Soon after 1759, 35 Scots-Irish proprietors from Londonderry, New Hampshire, bought a parcel of land at the mouth of the Passagassawakeag River on Penobscot Bay that they renamed Belfast. Two hundred fifty years of rich history later, it is a picturesque fishing village worth a day’s walk-around, and several days if you are a blogger in search of the odd or curious.
The first odd thing I spied at the town’s only traffic light was an unusual bench.
It might be difficult to discern that these chairs are configured as fish traps.
The small plaque adjacent to the rock reads. “Rock on Bruce’s Spring Seat.”
I learned that Belfast has more than its fair share of artistic folk. Galleries and stores selling local crafts are the most prevalent business in Belfast. Creativity and her twin, Eccentricity, maintain a year-round residence here. It seems every few years someone gets an idea for some uncommon creative expression.

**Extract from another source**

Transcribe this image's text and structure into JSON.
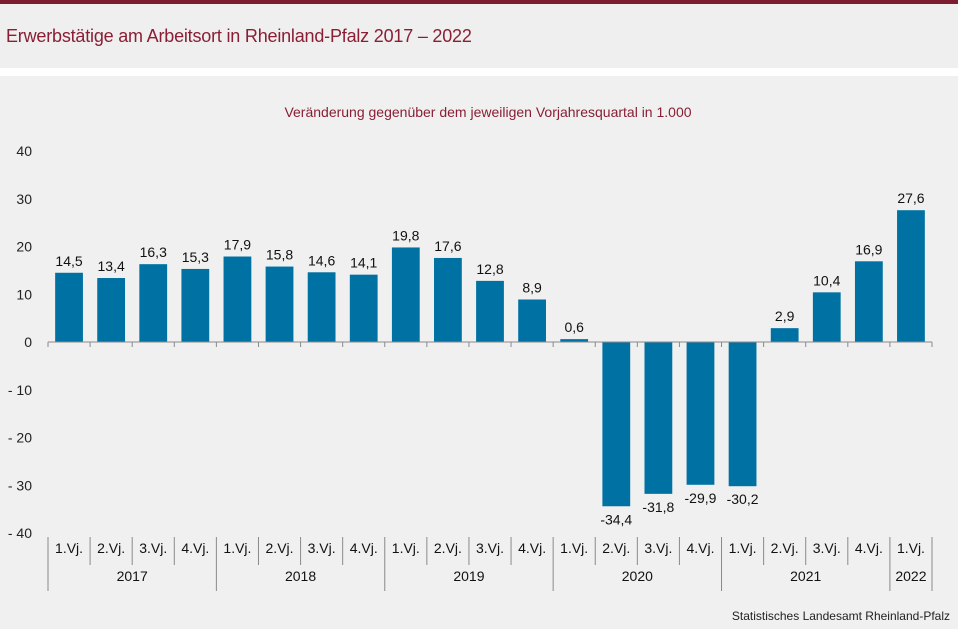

I’ve not seen benches as an art form anywhere else. And I applaud the grass roots quality of Belfast’s creative expression.
OBTW, this is not a town without a sense of humor.
You got it, right? Water Loo >>> Public Restroom.
I am on the scent of other blog topics for Belfast.
•The book festival next weekend is promising.
•How a town of fewer than 7000 people supports seven bookstores is a question worth pursuing.
•Recently, the town built a quarter-mile walking bridge across the harbor dedicated to the memory of their World War One heroic dead.
•The town was a major builder of three- and four-masted schooners.